Saturday, March 27, 2010

28th March, 2010

Update 1 released for the Sanchay version 0.4.0 on Sourceforge.net.

This is a minor update, so you can just download the jar file and replace the old one (in the Sanchay/dist directory) with this one.

There are the following changes/additions in this release:

1. In the Syntactic Annotation interface, when you open a raw text file (simple text without any annotation), the tokenizer that runs will now take into account the old Hindi/Sanskrit sentence/shloka/verse marker (e.g. ।। 1 ।।).

2. You can now convert the encoding of a syntactically annotated file, not just that of a simple text file. This facility has been connected to the Syntactic Annotation interface. (Click on the More button after opening a file).

Thursday, March 18, 2010

18th March, 2010

I have released the binary for the 0.4.0 version of Sanchay on Sourceforge. I will release the source code later.

The file released is a zip file containing complete Sanchay. For the next few minor releases, I will only release the jar file (and source code, if possible). The jar file in the current zip file can then be replaced with the new jar file to update your copy of Sanchay from 0.4.0 to, say, 0.4.1. For very minor changes, I will put the jar file on Box.net.

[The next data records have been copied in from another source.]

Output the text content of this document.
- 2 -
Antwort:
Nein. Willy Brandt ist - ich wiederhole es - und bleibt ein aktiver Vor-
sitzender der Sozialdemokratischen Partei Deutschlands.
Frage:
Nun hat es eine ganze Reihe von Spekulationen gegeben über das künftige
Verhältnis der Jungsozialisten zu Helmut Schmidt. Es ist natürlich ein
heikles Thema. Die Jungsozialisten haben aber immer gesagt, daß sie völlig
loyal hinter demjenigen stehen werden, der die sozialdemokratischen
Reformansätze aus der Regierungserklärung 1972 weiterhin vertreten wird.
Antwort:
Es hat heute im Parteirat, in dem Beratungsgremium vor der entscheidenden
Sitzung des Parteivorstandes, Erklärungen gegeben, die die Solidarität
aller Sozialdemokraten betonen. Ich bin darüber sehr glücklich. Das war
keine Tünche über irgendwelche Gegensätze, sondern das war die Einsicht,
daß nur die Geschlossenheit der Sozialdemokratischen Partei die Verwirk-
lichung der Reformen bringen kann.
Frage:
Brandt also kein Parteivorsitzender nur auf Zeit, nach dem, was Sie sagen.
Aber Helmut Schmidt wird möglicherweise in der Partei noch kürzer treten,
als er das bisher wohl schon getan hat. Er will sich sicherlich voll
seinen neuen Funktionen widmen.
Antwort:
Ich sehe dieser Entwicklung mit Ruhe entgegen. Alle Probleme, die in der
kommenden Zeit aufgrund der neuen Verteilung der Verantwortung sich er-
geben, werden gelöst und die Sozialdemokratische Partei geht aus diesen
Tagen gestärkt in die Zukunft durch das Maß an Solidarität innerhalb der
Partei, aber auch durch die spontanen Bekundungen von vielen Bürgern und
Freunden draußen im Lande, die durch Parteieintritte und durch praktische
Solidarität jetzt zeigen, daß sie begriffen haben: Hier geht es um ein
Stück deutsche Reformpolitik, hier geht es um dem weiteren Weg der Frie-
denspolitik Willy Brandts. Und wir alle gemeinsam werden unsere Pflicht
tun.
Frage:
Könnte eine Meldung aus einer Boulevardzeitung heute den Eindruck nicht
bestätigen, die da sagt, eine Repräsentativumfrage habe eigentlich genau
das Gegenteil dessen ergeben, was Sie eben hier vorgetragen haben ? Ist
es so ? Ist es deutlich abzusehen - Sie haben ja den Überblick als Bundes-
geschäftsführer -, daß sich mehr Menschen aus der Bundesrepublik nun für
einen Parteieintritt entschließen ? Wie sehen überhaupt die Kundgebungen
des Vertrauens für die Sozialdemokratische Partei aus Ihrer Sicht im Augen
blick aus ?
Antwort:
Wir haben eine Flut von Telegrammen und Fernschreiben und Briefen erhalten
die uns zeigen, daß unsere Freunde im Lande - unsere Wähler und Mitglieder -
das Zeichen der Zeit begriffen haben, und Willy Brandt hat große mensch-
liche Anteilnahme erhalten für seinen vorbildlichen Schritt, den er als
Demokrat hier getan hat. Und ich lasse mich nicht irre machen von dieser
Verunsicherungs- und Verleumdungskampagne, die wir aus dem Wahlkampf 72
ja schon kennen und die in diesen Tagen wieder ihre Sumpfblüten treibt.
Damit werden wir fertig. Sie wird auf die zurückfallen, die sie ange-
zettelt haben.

The releases should also be available from the previous location for latest builds.

Tuesday, March 16, 2010

16th March, 2010

A bug fixed, related to navigation from the result of query processing of multiple files. As I am not able to access the usual site where I put the latest versions, I am putting the jar file with the modification here:

Sanchay jar file only (16th March, 2010)

You should also be able to see the Box.net widget on the side panel on the right.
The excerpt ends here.